You’ll notice that a lot of this looks identical, and that’s because it is. What changed? We take a file and a line instead of a command:

struct Control {
    file: String,
    line: String,
}

we get the absolute file path of the file:

let fullfile = std::fs::canonicalize(args.file.clone()).unwrap();

and then for each Neovim instance, we first check if the current buffer is the file we want to jump in, and if so, we scroll to the given line:

.for_each(|mut nvim| {
    let bufname = nvim.get_current_buf().unwrap().get_name(&mut nvim).unwrap();
    let fullbufname = std::fs::canonicalize(bufname).unwrap();
    if fullbufname == fullfile {
        let _ = nvim
            .command(&args.line)
            .map_err(|e| eprintln!("Error: {}", e));
    }
}),

And this just works! Compile, put the binary in a static location, put that path in the Skim dialog (for me /Users/sam/.local/bin/nvim-line-jumper, and set the Arguments option to "%file" %line. Go ahead and shift-command-click with abandon.

Obviously there are more things to be done for this program. First would be error handling, as there is a frightening amount of unwrap() calls in the Rust code above. Ideally this would be able to scroll buffers that aren’t the current buffer, but the Neovim API doesn’t support that directly, and the function that lets you temporarily treat another buffer as the active buffer doesn’t work over RPC.

  1. as compared to Overleaf, which is how I used to work on LaTeX documents 

  2. assuming a doc.pdf output; we could also say that the SyncTeX file is <filename>.synctex.gz 

  3. it might be possible to get Preview to scroll with AppleScript, but it a) would be a pain; b) doesn’t solve the other problem 

  4. yes, I did try with a shebang.

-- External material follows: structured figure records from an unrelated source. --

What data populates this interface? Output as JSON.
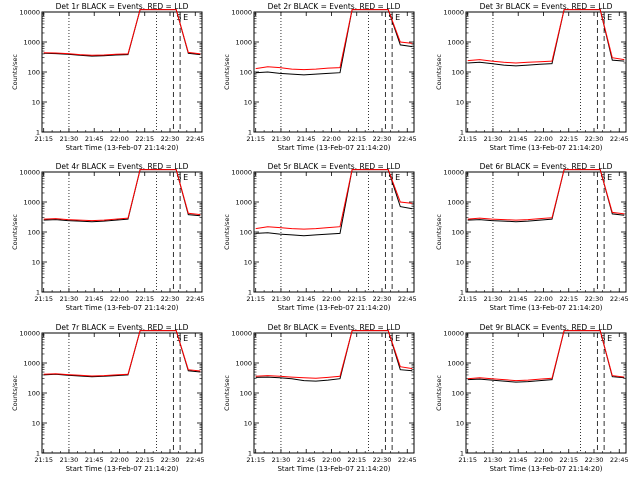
{
  "figure": {
    "event_times": [
      "22:22",
      "22:32",
      "22:36"
    ],
    "event_markers": [
      "S",
      "E"
    ],
    "colors": {
      "events": "#000000",
      "lld": "#ff0000",
      "axes": "#000000"
    }
  },
  "chart_data": [
    {
      "type": "line",
      "title": "Det 1r BLACK = Events, RED = LLD",
      "xlabel": "Start Time (13-Feb-07 21:14:20)",
      "ylabel": "Counts/sec",
      "yscale": "log",
      "ylim": [
        1,
        10000
      ],
      "xticks": [
        "21:15",
        "21:30",
        "21:45",
        "22:00",
        "22:15",
        "22:30",
        "22:45"
      ],
      "yticks": [
        "1",
        "10",
        "100",
        "1000",
        "10000"
      ],
      "series": [
        {
          "color": "black",
          "values": [
            420,
            410,
            390,
            360,
            340,
            350,
            370,
            380,
            12000,
            12000,
            12000,
            12000,
            420,
            380
          ]
        },
        {
          "color": "red",
          "values": [
            440,
            430,
            410,
            380,
            360,
            370,
            390,
            400,
            12000,
            12000,
            12000,
            12000,
            450,
            400
          ]
        }
      ]
    },
    {
      "type": "line",
      "title": "Det 2r BLACK = Events, RED = LLD",
      "xlabel": "Start Time (13-Feb-07 21:14:20)",
      "ylabel": "Counts/sec",
      "yscale": "log",
      "ylim": [
        1,
        10000
      ],
      "xticks": [
        "21:15",
        "21:30",
        "21:45",
        "22:00",
        "22:15",
        "22:30",
        "22:45"
      ],
      "yticks": [
        "1",
        "10",
        "100",
        "1000",
        "10000"
      ],
      "series": [
        {
          "color": "black",
          "values": [
            95,
            100,
            90,
            85,
            80,
            85,
            90,
            95,
            12000,
            12000,
            12000,
            12000,
            800,
            700
          ]
        },
        {
          "color": "red",
          "values": [
            130,
            150,
            140,
            125,
            120,
            125,
            135,
            140,
            12000,
            12000,
            12000,
            12000,
            1000,
            900
          ]
        }
      ]
    },
    {
      "type": "line",
      "title": "Det 3r BLACK = Events, RED = LLD",
      "xlabel": "Start Time (13-Feb-07 21:14:20)",
      "ylabel": "Counts/sec",
      "yscale": "log",
      "ylim": [
        1,
        10000
      ],
      "xticks": [
        "21:15",
        "21:30",
        "21:45",
        "22:00",
        "22:15",
        "22:30",
        "22:45"
      ],
      "yticks": [
        "1",
        "10",
        "100",
        "1000",
        "10000"
      ],
      "series": [
        {
          "color": "black",
          "values": [
            200,
            210,
            190,
            170,
            160,
            170,
            180,
            190,
            12000,
            12000,
            12000,
            12000,
            250,
            230
          ]
        },
        {
          "color": "red",
          "values": [
            240,
            260,
            230,
            210,
            200,
            210,
            220,
            230,
            12000,
            12000,
            12000,
            12000,
            300,
            260
          ]
        }
      ]
    },
    {
      "type": "line",
      "title": "Det 4r BLACK = Events, RED = LLD",
      "xlabel": "Start Time (13-Feb-07 21:14:20)",
      "ylabel": "Counts/sec",
      "yscale": "log",
      "ylim": [
        1,
        10000
      ],
      "xticks": [
        "21:15",
        "21:30",
        "21:45",
        "22:00",
        "22:15",
        "22:30",
        "22:45"
      ],
      "yticks": [
        "1",
        "10",
        "100",
        "1000",
        "10000"
      ],
      "series": [
        {
          "color": "black",
          "values": [
            250,
            260,
            240,
            230,
            220,
            230,
            250,
            270,
            12000,
            12000,
            12000,
            12000,
            380,
            350
          ]
        },
        {
          "color": "red",
          "values": [
            270,
            280,
            260,
            250,
            240,
            250,
            270,
            290,
            12000,
            12000,
            12000,
            12000,
            420,
            380
          ]
        }
      ]
    },
    {
      "type": "line",
      "title": "Det 5r BLACK = Events, RED = LLD",
      "xlabel": "Start Time (13-Feb-07 21:14:20)",
      "ylabel": "Counts/sec",
      "yscale": "log",
      "ylim": [
        1,
        10000
      ],
      "xticks": [
        "21:15",
        "21:30",
        "21:45",
        "22:00",
        "22:15",
        "22:30",
        "22:45"
      ],
      "yticks": [
        "1",
        "10",
        "100",
        "1000",
        "10000"
      ],
      "series": [
        {
          "color": "black",
          "values": [
            90,
            95,
            85,
            80,
            75,
            80,
            85,
            90,
            12000,
            12000,
            12000,
            12000,
            700,
            600
          ]
        },
        {
          "color": "red",
          "values": [
            130,
            150,
            140,
            130,
            125,
            130,
            140,
            150,
            12000,
            12000,
            12000,
            12000,
            1000,
            900
          ]
        }
      ]
    },
    {
      "type": "line",
      "title": "Det 6r BLACK = Events, RED = LLD",
      "xlabel": "Start Time (13-Feb-07 21:14:20)",
      "ylabel": "Counts/sec",
      "yscale": "log",
      "ylim": [
        1,
        10000
      ],
      "xticks": [
        "21:15",
        "21:30",
        "21:45",
        "22:00",
        "22:15",
        "22:30",
        "22:45"
      ],
      "yticks": [
        "1",
        "10",
        "100",
        "1000",
        "10000"
      ],
      "series": [
        {
          "color": "black",
          "values": [
            250,
            260,
            240,
            230,
            220,
            230,
            250,
            270,
            12000,
            12000,
            12000,
            12000,
            400,
            360
          ]
        },
        {
          "color": "red",
          "values": [
            270,
            290,
            270,
            260,
            250,
            260,
            280,
            300,
            12000,
            12000,
            12000,
            12000,
            450,
            400
          ]
        }
      ]
    },
    {
      "type": "line",
      "title": "Det 7r BLACK = Events, RED = LLD",
      "xlabel": "Start Time (13-Feb-07 21:14:20)",
      "ylabel": "Counts/sec",
      "yscale": "log",
      "ylim": [
        1,
        10000
      ],
      "xticks": [
        "21:15",
        "21:30",
        "21:45",
        "22:00",
        "22:15",
        "22:30",
        "22:45"
      ],
      "yticks": [
        "1",
        "10",
        "100",
        "1000",
        "10000"
      ],
      "series": [
        {
          "color": "black",
          "values": [
            400,
            420,
            390,
            370,
            350,
            360,
            380,
            400,
            12000,
            12000,
            12000,
            12000,
            550,
            500
          ]
        },
        {
          "color": "red",
          "values": [
            420,
            440,
            410,
            390,
            370,
            380,
            400,
            420,
            12000,
            12000,
            12000,
            12000,
            600,
            540
          ]
        }
      ]
    },
    {
      "type": "line",
      "title": "Det 8r BLACK = Events, RED = LLD",
      "xlabel": "Start Time (13-Feb-07 21:14:20)",
      "ylabel": "Counts/sec",
      "yscale": "log",
      "ylim": [
        1,
        10000
      ],
      "xticks": [
        "21:15",
        "21:30",
        "21:45",
        "22:00",
        "22:15",
        "22:30",
        "22:45"
      ],
      "yticks": [
        "1",
        "10",
        "100",
        "1000",
        "10000"
      ],
      "series": [
        {
          "color": "black",
          "values": [
            330,
            340,
            320,
            300,
            260,
            250,
            270,
            300,
            12000,
            12000,
            12000,
            12000,
            600,
            550
          ]
        },
        {
          "color": "red",
          "values": [
            360,
            380,
            360,
            340,
            320,
            310,
            330,
            360,
            12000,
            12000,
            12000,
            12000,
            750,
            650
          ]
        }
      ]
    },
    {
      "type": "line",
      "title": "Det 9r BLACK = Events, RED = LLD",
      "xlabel": "Start Time (13-Feb-07 21:14:20)",
      "ylabel": "Counts/sec",
      "yscale": "log",
      "ylim": [
        1,
        10000
      ],
      "xticks": [
        "21:15",
        "21:30",
        "21:45",
        "22:00",
        "22:15",
        "22:30",
        "22:45"
      ],
      "yticks": [
        "1",
        "10",
        "100",
        "1000",
        "10000"
      ],
      "series": [
        {
          "color": "black",
          "values": [
            280,
            290,
            270,
            250,
            230,
            240,
            260,
            280,
            12000,
            12000,
            12000,
            12000,
            350,
            320
          ]
        },
        {
          "color": "red",
          "values": [
            300,
            320,
            300,
            280,
            260,
            270,
            290,
            310,
            12000,
            12000,
            12000,
            12000,
            380,
            340
          ]
        }
      ]
    }
  ]
}
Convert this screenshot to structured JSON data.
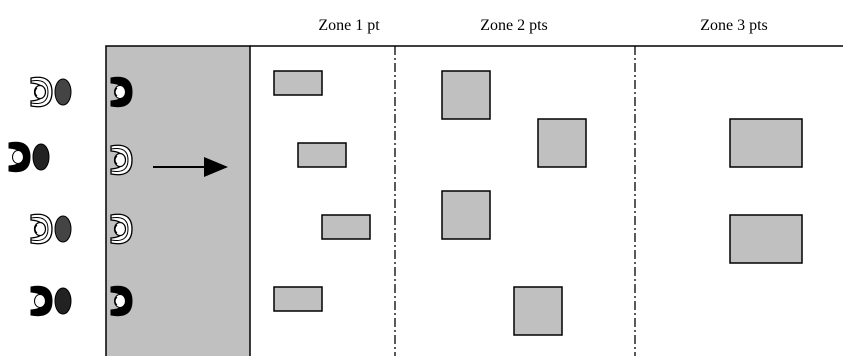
{
  "zones": [
    {
      "label": "Zone 1 pt"
    },
    {
      "label": "Zone 2 pts"
    },
    {
      "label": "Zone 3 pts"
    }
  ],
  "colors": {
    "start_area": "#c0c0c0",
    "target_box": "#c0c0c0",
    "outline": "#000000",
    "dark_figure": "#000000",
    "light_figure": "#ffffff"
  },
  "icons": {
    "player": "player-top-view-icon",
    "direction": "arrow-right-icon"
  }
}
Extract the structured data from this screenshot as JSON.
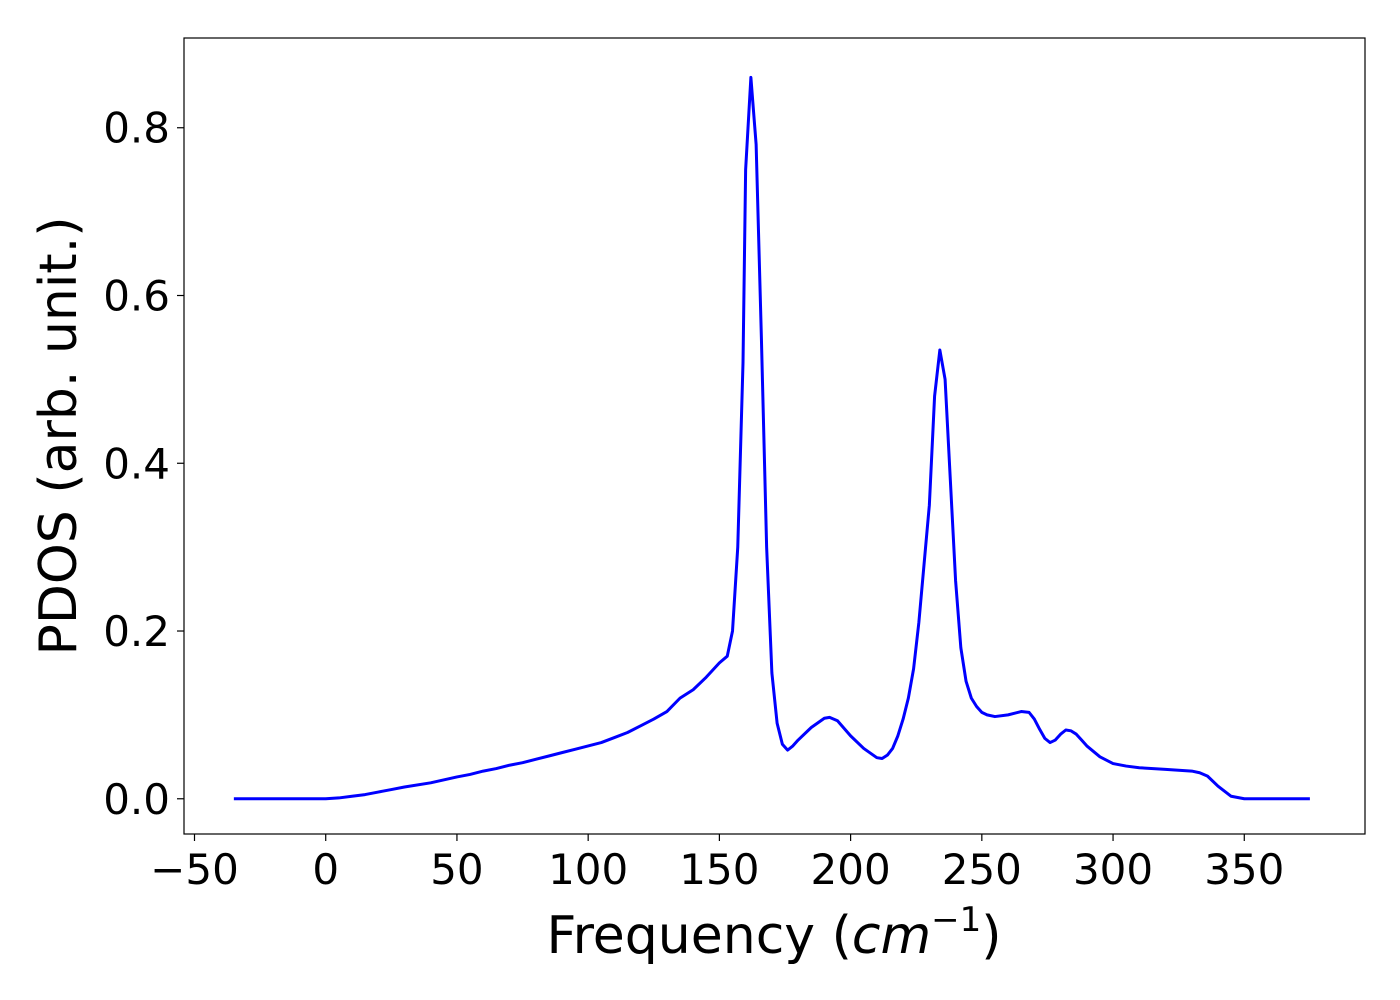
{
  "chart_data": {
    "type": "line",
    "xlabel": "Frequency (",
    "xlabel_unit_base": "cm",
    "xlabel_unit_exponent": "−1",
    "xlabel_close": ")",
    "ylabel": "PDOS (arb. unit.)",
    "xlim": [
      -54,
      396
    ],
    "ylim": [
      -0.042,
      0.907
    ],
    "x_ticks": [
      -50,
      0,
      50,
      100,
      150,
      200,
      250,
      300,
      350
    ],
    "x_tick_labels": [
      "−50",
      "0",
      "50",
      "100",
      "150",
      "200",
      "250",
      "300",
      "350"
    ],
    "y_ticks": [
      0.0,
      0.2,
      0.4,
      0.6,
      0.8
    ],
    "y_tick_labels": [
      "0.0",
      "0.2",
      "0.4",
      "0.6",
      "0.8"
    ],
    "grid": false,
    "legend": "none",
    "series": [
      {
        "color": "#0000ff",
        "x": [
          -35,
          -20,
          0,
          5,
          10,
          15,
          20,
          25,
          30,
          40,
          50,
          55,
          60,
          65,
          70,
          75,
          80,
          85,
          90,
          95,
          100,
          105,
          110,
          115,
          120,
          125,
          130,
          135,
          140,
          145,
          150,
          153,
          155,
          157,
          159,
          160,
          162,
          164,
          166,
          168,
          170,
          172,
          174,
          176,
          178,
          180,
          185,
          190,
          192,
          195,
          200,
          205,
          210,
          212,
          214,
          216,
          218,
          220,
          222,
          224,
          226,
          228,
          230,
          232,
          234,
          236,
          238,
          240,
          242,
          244,
          246,
          248,
          250,
          252,
          255,
          260,
          265,
          268,
          270,
          272,
          274,
          276,
          278,
          280,
          282,
          284,
          286,
          288,
          290,
          295,
          300,
          305,
          310,
          320,
          330,
          333,
          336,
          340,
          345,
          350,
          375
        ],
        "y": [
          0.0,
          0.0,
          0.0,
          0.001,
          0.003,
          0.005,
          0.008,
          0.011,
          0.014,
          0.019,
          0.026,
          0.029,
          0.033,
          0.036,
          0.04,
          0.043,
          0.047,
          0.051,
          0.055,
          0.059,
          0.063,
          0.067,
          0.073,
          0.079,
          0.087,
          0.095,
          0.104,
          0.12,
          0.13,
          0.145,
          0.162,
          0.17,
          0.2,
          0.3,
          0.52,
          0.75,
          0.86,
          0.78,
          0.55,
          0.3,
          0.15,
          0.09,
          0.065,
          0.058,
          0.063,
          0.07,
          0.085,
          0.096,
          0.097,
          0.093,
          0.075,
          0.06,
          0.049,
          0.048,
          0.052,
          0.06,
          0.075,
          0.095,
          0.12,
          0.155,
          0.21,
          0.28,
          0.35,
          0.48,
          0.535,
          0.5,
          0.38,
          0.26,
          0.18,
          0.14,
          0.12,
          0.11,
          0.103,
          0.1,
          0.098,
          0.1,
          0.104,
          0.103,
          0.095,
          0.083,
          0.072,
          0.067,
          0.07,
          0.077,
          0.082,
          0.081,
          0.077,
          0.07,
          0.063,
          0.05,
          0.042,
          0.039,
          0.037,
          0.035,
          0.033,
          0.031,
          0.027,
          0.015,
          0.003,
          0.0,
          0.0
        ]
      }
    ]
  }
}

I’m still unsure what the problem was when I originally tested it, but it doesn’t really matter anymore 

  5. the session always seems to be 0. I’ve literally never seen it be anything else, but I perused the source code, and apparently it’s not hardcoded to 0, so something’s going on there. 

  6. I think there was a good reason I decided not to set $XDG_RUNTIME_DIR originally, and even though I’ve now forgotten it, I’m trusting my past self.